Here's the thing: I'm a terrible liar. And yet, I lie for a living.
My husband, aka Better-Than-Boyfriend, will tease me relentlessly about the fact that I'm so Lawful-Good that I won't deviate from a hiking path in the middle of nowhere if there are No Trespassing signs posted, but not blink an eye when I talk about the most preposterous, ridiculous, crazy book ideas. It seems to be a paradox, but in fact, it isn't. I sat down to think about it when I decided that Mo Willems probably explained it best when he was talking about his third Knufflebunny book: (and I paraphrase) that every word in it is a lie, but the story is true because the feelings are real. The reason why I can write preposterous, ridiculous, crazy books is because, in some sense, they are real to me.
Feeling like an outsider looking in, feeling like you don't belong, feeling other forces are at work and things are beyond your control, feeling like you want to take a stand for what's right and stand up against the impossible wrongs that are so much bigger than you, feeling that you would do anything for your best friend, or feeling like there is someone out there--somewhere--just for you and that they are looking for you, too; these are all real.
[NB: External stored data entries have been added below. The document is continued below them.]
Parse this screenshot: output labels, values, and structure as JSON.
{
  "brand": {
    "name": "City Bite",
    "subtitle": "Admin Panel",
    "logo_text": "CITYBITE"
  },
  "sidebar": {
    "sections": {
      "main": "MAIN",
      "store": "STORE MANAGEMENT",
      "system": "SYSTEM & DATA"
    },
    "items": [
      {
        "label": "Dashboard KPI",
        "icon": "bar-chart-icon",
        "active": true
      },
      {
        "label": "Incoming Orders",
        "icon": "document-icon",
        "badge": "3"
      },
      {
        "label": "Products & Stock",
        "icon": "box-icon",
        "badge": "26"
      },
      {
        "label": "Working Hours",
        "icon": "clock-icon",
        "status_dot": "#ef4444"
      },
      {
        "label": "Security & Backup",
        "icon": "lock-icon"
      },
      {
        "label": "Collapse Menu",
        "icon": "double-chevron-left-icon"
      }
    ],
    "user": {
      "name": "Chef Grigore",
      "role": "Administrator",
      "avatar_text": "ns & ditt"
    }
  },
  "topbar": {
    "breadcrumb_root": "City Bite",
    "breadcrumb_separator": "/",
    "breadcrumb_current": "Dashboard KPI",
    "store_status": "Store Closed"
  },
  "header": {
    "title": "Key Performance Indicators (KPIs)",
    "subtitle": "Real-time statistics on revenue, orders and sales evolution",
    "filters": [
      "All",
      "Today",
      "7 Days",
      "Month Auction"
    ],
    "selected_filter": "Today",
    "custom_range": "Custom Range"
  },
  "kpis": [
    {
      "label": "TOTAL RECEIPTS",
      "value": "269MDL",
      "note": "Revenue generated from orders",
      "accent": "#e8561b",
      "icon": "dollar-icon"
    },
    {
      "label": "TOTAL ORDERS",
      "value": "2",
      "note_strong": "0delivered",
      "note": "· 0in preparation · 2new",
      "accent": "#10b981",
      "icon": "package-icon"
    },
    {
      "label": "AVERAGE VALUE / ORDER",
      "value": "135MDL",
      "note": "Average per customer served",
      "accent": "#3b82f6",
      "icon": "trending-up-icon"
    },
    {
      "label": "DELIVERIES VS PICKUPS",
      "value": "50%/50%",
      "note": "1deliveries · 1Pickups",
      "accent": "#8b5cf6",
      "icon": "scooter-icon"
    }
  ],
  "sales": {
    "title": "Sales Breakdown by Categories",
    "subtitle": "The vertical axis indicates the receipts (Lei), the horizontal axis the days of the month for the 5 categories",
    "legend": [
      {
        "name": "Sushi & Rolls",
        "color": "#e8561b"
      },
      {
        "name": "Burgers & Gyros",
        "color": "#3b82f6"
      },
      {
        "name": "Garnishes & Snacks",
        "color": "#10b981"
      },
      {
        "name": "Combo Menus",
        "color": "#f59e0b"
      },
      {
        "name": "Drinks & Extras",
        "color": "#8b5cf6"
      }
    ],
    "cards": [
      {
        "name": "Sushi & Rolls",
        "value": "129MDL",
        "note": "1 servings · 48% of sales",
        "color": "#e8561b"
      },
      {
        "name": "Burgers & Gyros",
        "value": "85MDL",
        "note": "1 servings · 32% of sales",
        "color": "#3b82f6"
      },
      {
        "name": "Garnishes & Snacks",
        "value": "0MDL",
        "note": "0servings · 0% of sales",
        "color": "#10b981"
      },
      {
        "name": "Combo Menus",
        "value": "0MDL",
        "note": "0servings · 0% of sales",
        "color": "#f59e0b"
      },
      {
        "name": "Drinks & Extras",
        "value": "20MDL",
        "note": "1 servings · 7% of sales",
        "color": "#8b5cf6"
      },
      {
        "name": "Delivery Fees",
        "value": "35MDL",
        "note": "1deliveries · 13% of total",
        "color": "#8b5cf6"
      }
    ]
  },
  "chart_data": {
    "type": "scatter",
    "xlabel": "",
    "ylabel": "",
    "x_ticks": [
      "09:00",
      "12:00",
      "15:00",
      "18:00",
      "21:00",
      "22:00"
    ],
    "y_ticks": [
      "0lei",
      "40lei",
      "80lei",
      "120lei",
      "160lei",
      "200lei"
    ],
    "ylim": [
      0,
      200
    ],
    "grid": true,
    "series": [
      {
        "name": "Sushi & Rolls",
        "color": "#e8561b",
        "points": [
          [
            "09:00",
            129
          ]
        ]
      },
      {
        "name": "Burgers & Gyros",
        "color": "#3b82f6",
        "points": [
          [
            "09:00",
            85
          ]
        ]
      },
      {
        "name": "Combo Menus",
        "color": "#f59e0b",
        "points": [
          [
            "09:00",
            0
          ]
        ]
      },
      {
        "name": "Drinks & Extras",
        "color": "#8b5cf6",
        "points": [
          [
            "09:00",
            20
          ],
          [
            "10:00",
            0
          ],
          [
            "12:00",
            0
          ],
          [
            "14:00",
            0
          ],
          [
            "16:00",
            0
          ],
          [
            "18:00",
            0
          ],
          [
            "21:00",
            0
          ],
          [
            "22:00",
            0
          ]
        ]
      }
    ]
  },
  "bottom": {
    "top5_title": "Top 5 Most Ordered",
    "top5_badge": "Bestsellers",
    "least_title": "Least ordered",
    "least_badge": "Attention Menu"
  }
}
And whether the story is set in a high school, and alternate dimension, a fairy castle, or outer space, it resonates and touches something that is familiar and therefore, in some ways, true. I think the most powerful thing about fiction is that it can take the hard "What If?" questions and strip them of the things that make them realistically insurmountable and face them head-on. If we weren't limited by "what's so" then what is possible? Or, better yet, is anything impossible?
So despite the fact that a combination of Jewish guilt and a face any poker player would laugh at qualifies me for the starring role of Worst Liar Ever, I am a genre fiction writer and I love it there because what I want to say is 100% true.